The Board of Commissioners on Thursday unanimously approved a purchase and sale agreement to begin formal negotiations to buy the four-story building. The agreement gives the County 30 days to conduct due diligence evaluations and an additional 30 days to close on the estimated $4.34 million sale.
The County’s Mental Health and Addiction Services Division has long sought an appropriate location for a resource center in the central city. Mental Health advocates, public safety officials, downtown businesses, hotels and other stakeholders have all expressed the need for a better response to the people they encounter daily who are experiencing homelessness and mental health issues.
“There’s a longstanding, critical gap in our system for centrally located, low-barrier mental health recovery services, peer respite services, and a resource center,” said Commissioner Sharon Meieran, who led a review of the County’s mental health system last year. “All of those needs are clear in our community, and they are urgent.”
She said the agreement to explore the Bushong building offers “real potential to respond in a meaningful way to some of those pressing needs in our community.”
Meieran also thanked Chair Deborah Kafoury for spearheading a site search after reviewing several reports and community feedback identifying the need for a center in the central city. At the Chair’s direction, the County began to assess the building’s potential suitability for a behavioral health resource center in late 2018. At the same time, the County asked real estate consultant CBRE to identify other potential sites in the downtown area.

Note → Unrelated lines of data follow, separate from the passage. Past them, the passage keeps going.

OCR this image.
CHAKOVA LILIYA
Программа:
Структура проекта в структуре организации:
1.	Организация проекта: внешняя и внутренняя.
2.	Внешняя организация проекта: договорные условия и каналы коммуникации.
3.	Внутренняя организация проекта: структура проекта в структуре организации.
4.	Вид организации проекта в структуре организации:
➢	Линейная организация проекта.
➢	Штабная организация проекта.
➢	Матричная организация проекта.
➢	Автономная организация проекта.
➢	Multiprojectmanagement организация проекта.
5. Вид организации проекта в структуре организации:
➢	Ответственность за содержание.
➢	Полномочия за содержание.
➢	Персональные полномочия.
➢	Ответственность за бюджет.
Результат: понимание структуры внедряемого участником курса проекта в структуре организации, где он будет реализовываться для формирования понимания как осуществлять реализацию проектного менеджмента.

Based on the pressing need for more resources, and initial evaluations of the Bushong Building’s location and structure, compared to what officials saw while touring those other sites, the County believes the site has the most potential as a multi-use facility.
“That’s where we landed with making this recommendation,” said Bob Leek, interim director of the Department of County Assets.
Filling a critical gap in mental health services
The property negotiations are an important step toward a resource center that could address critical gaps in the regional mental health system that consumers, advocates, businesses and law enforcement have identified in downtown Portland in multiple reports and studies.
If the deal is successful, Multnomah County Mental Health and Addiction Services staff will begin holding community conversations on specific programming for peer-supported services, and transitional housing for those in greatest need.
He envisions a place where people can access phones and computers, check their mail, and tend to basics like getting a meal and taking a shower. But he also cited the hoped-for facility’s “most important” offering — “support and assistance from those with lived experience with homelessness, mental health issues, substance abuse issues, and even criminal justice involvement.”
Janie Gullickson of the Mental Health and Addiction Association of Oregon said a centrally located, low-barrier facility with multiple resources has been missing and is sorely needed. She said the group supports the location and project so far.
“We know downtown is the very public face of homelessness, addiction, mental health crisis and other experiences that folks who have nowhere else to go are facing,” she said. “This gives a great place for those folks to be, and to provide for those folks. I look forward to what’s next for this.”
Building was recently used for winter shelter
The Breske Building was built on the corner of Oak and Park streets in 1908 and housed Pacific Monthly periodical and later Sunset Magazine. The lower floors housed the lithograph and printing machines of Bushong & Company.
When Bushong & Company relocated to North Portland in the 1950s, Modish Coat and Suit Company moved in to sell women’s fashion. Most recently, the building housed a nightclub.
The building was vacant when the real estate development firm, Project^, bought the property in 2016 with a plan to develop creative, open office space.
While construction permits were pending, the company offered the space to the Joint Office for Homeless Services as a winter shelter for older men, veterans or men with a disability in 2016.
Chair Kafoury’s office helped bring the purchase and sale agreement before the Board. She thanked the partners who’ve helped advance the proposal, including Commissioner Meieran’s office, the Department of County Assets, Mental Health and Addiction Services, and the Joint Office of Homeless Services.
“There’s nowhere in our community where the intersection of behavioral health and homelessness is more concentrated than downtown Portland,” she said. “As you heard, for years, Neal has been researching, advocating for, and looking for a place where people with behavioral health challenges can go and rest and access the services they need.”
The County’s next steps are to examine the building “inside and out” while working with mental health experts, mental health peers, other governments, members of the business community and others to plan what the facility can offer.
“We will bring that plan back to this board. If we decide this building isn’t for us, we will continue to search for an opportunity in downtown Portland,” Chair Kafoury said. “But we’re hopeful this will be the perfect location.
“Although we have a lot of work before us, I’m really excited about the potential.”